2.       Change does not happen in a straight line.

Despite what I wrote above, I don’t think change is ever easy. I always imagine that I will progress through it in a straight line – Point A to Point B in a neat, incremental way. I can see in my mind where I want life to go, but the path there sometimes involves a detour.

Any change I have ever attempted – healthy eating, exercising, settling in a new community - involved surges forward, then setbacks. Good days are the ones in which I do the ‘right’ thing and employ what I know is best for me; bad days, the result of doing the opposite. How then do I know that I am making real change? When I give up ‘all or nothing’ thinking, get back on track, and accumulate more of the former than the latter, is the best answer for myself.

3.       Gratitude is important.

This, I knew already. However, with my recent change, in my desire for a clean sweep, I forgot how much in my existing life I had to be thankful for. The little things, seemingly unimportant, made their absence felt the most.

On the flip side, I got to create something new, which had exciting energy to it. I made a new home for myself for the first time in years, found new, different things to enjoy and built my confidence back, which was the entire point.

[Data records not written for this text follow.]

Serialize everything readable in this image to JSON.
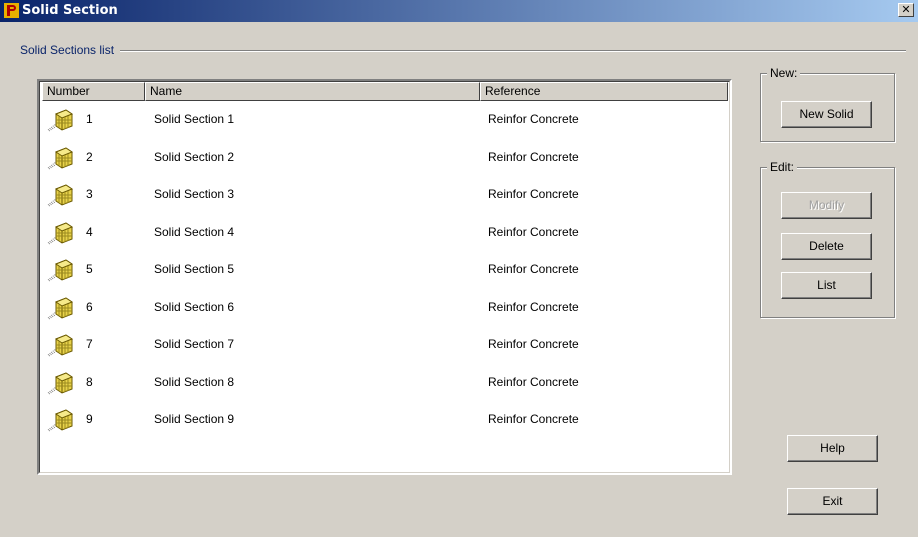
{
  "window": {
    "title": "Solid Section"
  },
  "list_section": {
    "label": "Solid Sections list"
  },
  "table": {
    "columns": [
      "Number",
      "Name",
      "Reference"
    ],
    "rows": [
      {
        "number": "1",
        "name": "Solid Section 1",
        "reference": "Reinfor Concrete"
      },
      {
        "number": "2",
        "name": "Solid Section 2",
        "reference": "Reinfor Concrete"
      },
      {
        "number": "3",
        "name": "Solid Section 3",
        "reference": "Reinfor Concrete"
      },
      {
        "number": "4",
        "name": "Solid Section 4",
        "reference": "Reinfor Concrete"
      },
      {
        "number": "5",
        "name": "Solid Section 5",
        "reference": "Reinfor Concrete"
      },
      {
        "number": "6",
        "name": "Solid Section 6",
        "reference": "Reinfor Concrete"
      },
      {
        "number": "7",
        "name": "Solid Section 7",
        "reference": "Reinfor Concrete"
      },
      {
        "number": "8",
        "name": "Solid Section 8",
        "reference": "Reinfor Concrete"
      },
      {
        "number": "9",
        "name": "Solid Section 9",
        "reference": "Reinfor Concrete"
      }
    ]
  },
  "new_group": {
    "label": "New:",
    "new_solid": "New Solid"
  },
  "edit_group": {
    "label": "Edit:",
    "modify": "Modify",
    "delete": "Delete",
    "list": "List"
  },
  "buttons": {
    "help": "Help",
    "exit": "Exit",
    "close": "✕"
  },
  "icons": {
    "app": "app-logo-icon",
    "row": "solid-section-icon",
    "close": "close-icon"
  },
  "colors": {
    "title_start": "#0a246a",
    "title_end": "#a6caf0",
    "section_label": "#0a246a",
    "disabled": "#a0a0a0"
  }
}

Most importantly this time around, I didn’t have to give up my old life completely to get the new (though I did have to relinquish it temporarily). It was a rare opportunity, and a blessing to be able to do so. I consider myself lucky indeed.

4.       I am clearer on what I don’t want.

For me, this is as important as knowing what I do want, perhaps more so. It sounds negative, but I now see it as a way to frame my goals so that I can let go of less important things. When you want all the things (as I do!), it can be hard to focus or prioritize. The tangible experience of getting what I thought I wanted will serve as a reminder, for future reference.

5.       Change is (usually) worth it.

Being away for a year from my husband and the home we share was not easy. I knew when I made my decision that there would be challenges.

However, I retrieved my self-confidence, my essence in the process. I am now more optimistic about what the future holds for me, and I view my ‘year of living my-selfishly’ as a success.

But even if it weren’t, as with so many changes I’ve attempted over the years, what I learned about myself is invaluable.

Despite living through so much change, I have not always dealt with it well. My previous notion, that change had to be either a success or failure, is being replaced with the idea that it is all a learning experience.

If I’m lucky, one of the lessons that sticks is to be kinder to myself, when all does not go according to plan!